In my own personal world, I moved into a teaching position from a teacher's assistant position this year.  This has been so HARD!!!  The work itself is A LOT, but the hardest part is seeing so many of our students suffering due to pandemic.  Many of my students are failing.  They are not showing up for school at all.  These are good good kids who cannot do school remotely.   They are too overwhelmed,  they cannot understand it, they don't have working technology, they have to work to help their families survive, or they are at home watching younger siblings and helping them with school while their parents work.  I lay awake at night thinking about what to do for them.

I've read a few posts on instagram that I can relate to 100%.  I don't really read Facebook anymore, because 😳😡😢😲!!!  This morning I read these words that Brooke White posted.  They were written by David Brooks, "Many of our society's great problems flow from  people not feeling seen and known...this is a core trait that we all have to get better at, and that is the trait of seeing each other deeply and being deeply seen".  I feel seen about a smidgen of the time.  Granted some of this is by design, but a lot of it is my reality.  The other post I read was written by Sarah Nicole Landry, and it said this: " Do you miss it?  Life before?  I do.  I think I discover another thing I miss every day.  I know we are supposed to always find ways to be grateful and stay positive.  But for me, this is how I do that.  By acknowledging. Processing. Understanding. To say: I miss it, life before.  And I'm grateful for what we have now, too.  I think it's ok to miss it.  To say it out loud.  To be selfish with our true feelings.  Or even just to acknowledge that they're there, amidst the understanding of how lucky we are too...."  I miss it. Life before.  I want my girls to go line dancing and have movie nights and YOUTH group at church IN PERSON!!!  I want them to have homecoming, winter formal and Halloween dances.  I want them to go to college in the building, have coffee dates and dinner dates.  I want Cal to go to work, play baseball and have special olympics.  I miss concerts and restaurants and traveling.  I miss retreats, church, date nights and watching some of my people in praise band.  I miss it!!  I miss HUGS!!!  A LOT!!!!  I miss teaching students in person face to face and being able to walk around the school freely, waving and talking to teachers and kids.  But there are also things I appreciate that have come from pandemic:  cleaner everything.  Honestly, shouldn't stores have been wiping down carts and checkouts long before pandemic?  I also appreciate the flexibility remote learning offers...really you can do it from anywhere, and that's awesome too.  I appreciate the game nights and walks and baking we did during quarantine.  I really appreciated the quiet and lack of traffic in our neighborhood....that was simply grand!  But I do miss life before. 

 In the grand scheme of our lives, this time will be a blip in time.  During this blip, many many things will have occurred:  families will grow closer, exercise will increase, pets will be adopted, house improvements will soar; but also, businesses will be lost, relationships will be broken, millions of people will have died, history will be made.

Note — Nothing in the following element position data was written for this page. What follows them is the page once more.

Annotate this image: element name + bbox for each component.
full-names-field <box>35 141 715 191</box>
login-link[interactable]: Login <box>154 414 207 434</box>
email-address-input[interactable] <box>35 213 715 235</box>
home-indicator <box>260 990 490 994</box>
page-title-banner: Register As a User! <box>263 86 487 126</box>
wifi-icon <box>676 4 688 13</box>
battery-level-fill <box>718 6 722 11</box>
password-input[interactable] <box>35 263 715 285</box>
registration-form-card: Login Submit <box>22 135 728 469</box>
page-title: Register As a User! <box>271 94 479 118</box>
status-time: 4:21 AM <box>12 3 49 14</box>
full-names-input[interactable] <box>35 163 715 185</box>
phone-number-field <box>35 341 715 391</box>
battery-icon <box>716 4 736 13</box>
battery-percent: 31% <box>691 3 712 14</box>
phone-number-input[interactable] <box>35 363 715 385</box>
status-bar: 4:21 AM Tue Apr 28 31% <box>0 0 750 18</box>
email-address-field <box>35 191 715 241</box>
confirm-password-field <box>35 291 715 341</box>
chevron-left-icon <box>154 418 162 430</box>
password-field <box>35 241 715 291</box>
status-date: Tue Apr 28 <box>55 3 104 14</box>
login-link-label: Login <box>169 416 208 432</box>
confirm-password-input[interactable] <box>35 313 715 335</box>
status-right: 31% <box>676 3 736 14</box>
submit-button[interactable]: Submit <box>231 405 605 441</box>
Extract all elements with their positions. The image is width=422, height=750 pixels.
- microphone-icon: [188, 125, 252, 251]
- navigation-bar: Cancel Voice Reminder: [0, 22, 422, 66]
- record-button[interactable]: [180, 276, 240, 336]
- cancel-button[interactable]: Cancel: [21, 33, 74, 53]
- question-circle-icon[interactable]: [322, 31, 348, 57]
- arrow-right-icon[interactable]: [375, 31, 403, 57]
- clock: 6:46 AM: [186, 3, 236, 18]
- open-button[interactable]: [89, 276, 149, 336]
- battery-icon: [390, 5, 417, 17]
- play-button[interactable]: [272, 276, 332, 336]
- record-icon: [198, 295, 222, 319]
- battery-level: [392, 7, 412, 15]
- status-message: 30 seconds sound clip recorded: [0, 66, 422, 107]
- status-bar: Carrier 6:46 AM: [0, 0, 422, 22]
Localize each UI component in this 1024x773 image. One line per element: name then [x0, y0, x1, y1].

Some will survive the blip and come out stronger, some will survive the blip and come out barely hanging on, and some will not survive.  

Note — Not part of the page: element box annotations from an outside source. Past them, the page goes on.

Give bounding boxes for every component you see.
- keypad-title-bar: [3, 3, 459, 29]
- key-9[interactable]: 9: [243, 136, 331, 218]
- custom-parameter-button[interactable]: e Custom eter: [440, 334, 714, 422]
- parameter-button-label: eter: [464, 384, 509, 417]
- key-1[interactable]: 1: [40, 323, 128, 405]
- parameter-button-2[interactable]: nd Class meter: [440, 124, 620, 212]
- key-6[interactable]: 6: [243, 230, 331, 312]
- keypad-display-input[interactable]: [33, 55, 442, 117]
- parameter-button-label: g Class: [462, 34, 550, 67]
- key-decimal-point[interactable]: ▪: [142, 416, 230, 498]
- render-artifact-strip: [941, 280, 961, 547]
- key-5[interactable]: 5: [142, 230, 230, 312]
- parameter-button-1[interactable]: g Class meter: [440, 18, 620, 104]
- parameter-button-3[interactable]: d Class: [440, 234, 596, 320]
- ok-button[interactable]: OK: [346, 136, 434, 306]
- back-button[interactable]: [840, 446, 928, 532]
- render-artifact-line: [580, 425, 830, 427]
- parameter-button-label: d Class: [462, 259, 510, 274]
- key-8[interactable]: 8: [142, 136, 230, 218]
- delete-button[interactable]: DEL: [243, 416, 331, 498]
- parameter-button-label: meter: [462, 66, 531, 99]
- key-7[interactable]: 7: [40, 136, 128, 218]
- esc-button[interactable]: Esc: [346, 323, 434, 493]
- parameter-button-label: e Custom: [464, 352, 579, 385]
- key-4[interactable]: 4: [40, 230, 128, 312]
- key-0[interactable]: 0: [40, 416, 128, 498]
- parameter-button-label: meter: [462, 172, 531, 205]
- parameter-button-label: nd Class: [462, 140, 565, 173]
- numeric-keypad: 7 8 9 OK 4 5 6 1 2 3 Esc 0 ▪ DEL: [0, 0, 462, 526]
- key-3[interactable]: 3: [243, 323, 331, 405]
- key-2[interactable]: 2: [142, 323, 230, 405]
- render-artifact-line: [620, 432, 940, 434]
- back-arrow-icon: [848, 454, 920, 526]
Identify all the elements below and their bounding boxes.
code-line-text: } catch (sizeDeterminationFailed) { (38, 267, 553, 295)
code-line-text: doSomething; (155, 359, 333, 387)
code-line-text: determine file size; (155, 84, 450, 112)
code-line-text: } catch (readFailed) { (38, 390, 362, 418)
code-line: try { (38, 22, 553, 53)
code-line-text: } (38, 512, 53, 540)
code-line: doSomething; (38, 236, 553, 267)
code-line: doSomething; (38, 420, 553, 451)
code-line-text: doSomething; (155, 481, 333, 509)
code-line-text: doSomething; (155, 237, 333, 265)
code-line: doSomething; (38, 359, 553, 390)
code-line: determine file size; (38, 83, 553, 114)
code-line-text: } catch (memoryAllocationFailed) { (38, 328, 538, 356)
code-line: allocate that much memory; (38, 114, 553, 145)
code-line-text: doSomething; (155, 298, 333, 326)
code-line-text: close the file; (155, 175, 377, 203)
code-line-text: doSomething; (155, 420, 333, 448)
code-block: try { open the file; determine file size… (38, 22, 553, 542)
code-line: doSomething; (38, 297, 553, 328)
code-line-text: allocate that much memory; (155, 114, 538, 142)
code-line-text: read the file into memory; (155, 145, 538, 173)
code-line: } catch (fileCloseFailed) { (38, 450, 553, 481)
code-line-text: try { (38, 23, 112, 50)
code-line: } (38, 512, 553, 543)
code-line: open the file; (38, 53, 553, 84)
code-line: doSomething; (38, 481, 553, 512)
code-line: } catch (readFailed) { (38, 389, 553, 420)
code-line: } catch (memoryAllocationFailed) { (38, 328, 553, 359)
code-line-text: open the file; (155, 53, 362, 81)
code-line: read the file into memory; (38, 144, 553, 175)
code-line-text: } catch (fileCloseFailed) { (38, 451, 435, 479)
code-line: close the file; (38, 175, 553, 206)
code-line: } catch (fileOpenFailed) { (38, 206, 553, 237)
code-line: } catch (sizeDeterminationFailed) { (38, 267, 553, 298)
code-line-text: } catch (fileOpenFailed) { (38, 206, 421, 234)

This is what I've realized: It's okay to miss it....life before....and it's okay to feel gratitude and sorrow at the same time.  It's okay to feel overwhelmed and choose quiet.  It's okay to have a wide array of feelings and emotions.  It's okay to turn off the TV and avoid social media and process the way that works best for you.  It's okay to ask for help and to offer it.  The world is chaotic and sometimes feels hopeless, and we are part of it.  We do the best we can in the best way we can....sometimes that's for a few minutes, a few hours, a few days; then we take a break, but we pick ourselves up and keep going.